Australia’s wine industry, long one of the country’s biggest-earning exports outside of mining and commodities, has trebled in size since the 1990s to about 1.3bn litres of annual production in 2022.
The Wine Australia trade body said there were more than 2,000 wineries spanning the country, employing 164,000 people and generating A$40bn ($25bn) annually for the economy. Yet the value of wine exports fell 10 per cent to A$1.86bn in the year to June 2023, according to the trade body, the lowest level since 2014.
Before the tariffs were introduced, China was by far the biggest market for Australian wine in terms of value.
According to the Australian Grape and Wine trade body, China was worth A$1.2bn to the industry, more than double the UK or the US, the next biggest export markets for Australian wine. In the year to date, that has dropped to about A$8mn, according to the trade body.
Nikki Palun, a winemaker based in Melbourne, said a full removal of tariffs would be a “godsend” for the struggling industry.
Palun, who speaks Mandarin Chinese and had been exporting 200 containers of wine a year to China, said the abrupt shutdown of trade was a “shock” for an industry that had become dependent on its biggest export market after encouragement by Australian government missions to expand trade with China.

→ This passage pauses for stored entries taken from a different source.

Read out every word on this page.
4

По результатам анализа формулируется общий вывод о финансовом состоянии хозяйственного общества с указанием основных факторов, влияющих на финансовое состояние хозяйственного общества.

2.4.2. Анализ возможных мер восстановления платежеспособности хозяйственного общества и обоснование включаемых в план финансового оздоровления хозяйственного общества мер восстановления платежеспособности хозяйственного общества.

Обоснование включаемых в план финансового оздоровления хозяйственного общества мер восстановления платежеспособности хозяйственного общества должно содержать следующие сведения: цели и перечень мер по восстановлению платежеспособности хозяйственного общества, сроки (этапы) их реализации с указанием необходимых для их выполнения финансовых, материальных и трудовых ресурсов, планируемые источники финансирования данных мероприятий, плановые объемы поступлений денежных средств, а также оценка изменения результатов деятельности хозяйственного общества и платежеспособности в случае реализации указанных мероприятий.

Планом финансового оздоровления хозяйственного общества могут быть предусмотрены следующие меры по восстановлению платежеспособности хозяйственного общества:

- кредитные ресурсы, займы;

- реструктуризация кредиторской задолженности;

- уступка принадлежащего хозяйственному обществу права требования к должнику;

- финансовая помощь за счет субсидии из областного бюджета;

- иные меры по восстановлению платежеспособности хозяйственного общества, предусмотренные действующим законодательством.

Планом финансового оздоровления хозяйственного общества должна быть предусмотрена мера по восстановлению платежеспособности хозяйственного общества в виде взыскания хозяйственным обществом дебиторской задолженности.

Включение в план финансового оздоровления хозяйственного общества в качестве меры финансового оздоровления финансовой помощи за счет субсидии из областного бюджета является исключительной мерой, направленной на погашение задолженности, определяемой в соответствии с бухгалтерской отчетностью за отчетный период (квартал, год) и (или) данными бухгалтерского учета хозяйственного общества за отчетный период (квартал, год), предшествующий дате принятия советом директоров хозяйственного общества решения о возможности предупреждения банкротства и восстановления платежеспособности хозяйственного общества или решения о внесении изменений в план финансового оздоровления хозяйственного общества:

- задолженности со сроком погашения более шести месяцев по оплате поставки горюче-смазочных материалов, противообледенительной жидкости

Some winemakers were able to divert supply to other markets. Many refocused on the domestic market, only to be hit by Covid lockdowns. Some particular varieties popular in China, such as Shiraz and Cabernet, proved difficult to sell elsewhere. As a result, a glut of wine has built up.

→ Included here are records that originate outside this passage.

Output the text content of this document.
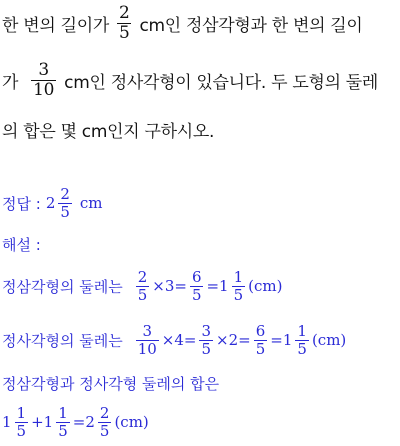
한 변의 길이가 $\frac{2}{5}$ cm인 정삼각형과 한 변의 길이
가 $\frac{3}{10}$ cm인 정사각형이 있습니다. 두 도형의 둘레
의 합은 몇 cm인지 구하시오.
정답 : $2 \frac{2}{5}$ cm
해설 :
정삼각형의 둘레는 $\frac{2}{5} \times 3= \frac{6}{5} =1 \frac{1}{5} (cm)$
정사각형의 둘레는 $\frac{3}{10} \times 4= \frac{3}{5} \times 2= \frac{6}{5} =1 \frac{1}{5} (cm)$
정삼각형과 정사각형 둘레의 합은
$1 \frac{1}{5} +1 \frac{1}{5} =2 \frac{2}{5} (cm)$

Few expect Chinese exports to return to pre-2020 levels even if the trade dispute is resolved. Chinese consumption has changed in line with global trends, with people buying fewer bottles of wine. The country’s wine consumption in 2022 was 880mn litres, down 16 per cent on the previous year.
Purbrick, who used to count on China for a quarter of Tahbilk’s sales, said Australian winemakers faced a “slow road” to recovery after losing almost all of their market share in China to rivals from Chile, Argentina, South Africa and Europe. Even getting back to a third of pre-tariff export levels to China within five years would represent a good result, said Palun.
Many Australian winemakers have said they are looking to India as a potentially lucrative alternative to the Chinese market in the future, but that hinges on a reduction in tariffs as part of talks over a free trade agreement with Australia.
Australia needs to learn its lesson from its previous dependence on one export market, said Purbrick. “Companies will have to keep an eye on the risk profile to make sure they are not overexposed in case China decides to do something about Taiwan and we end up in a regional conflict,” he said.
It is in the “engine room” of the country’s wine industry — its inland red grape-growing regions stretching through northern Victoria and South Australia — where most predict there will be a shake-out of growers and winemakers in the coming years.
Tim Ford, chief executive of Australia’s largest wine company Treasury Wine Estates, said: “It will take two years to sort it out. Calm heads need to prevail.”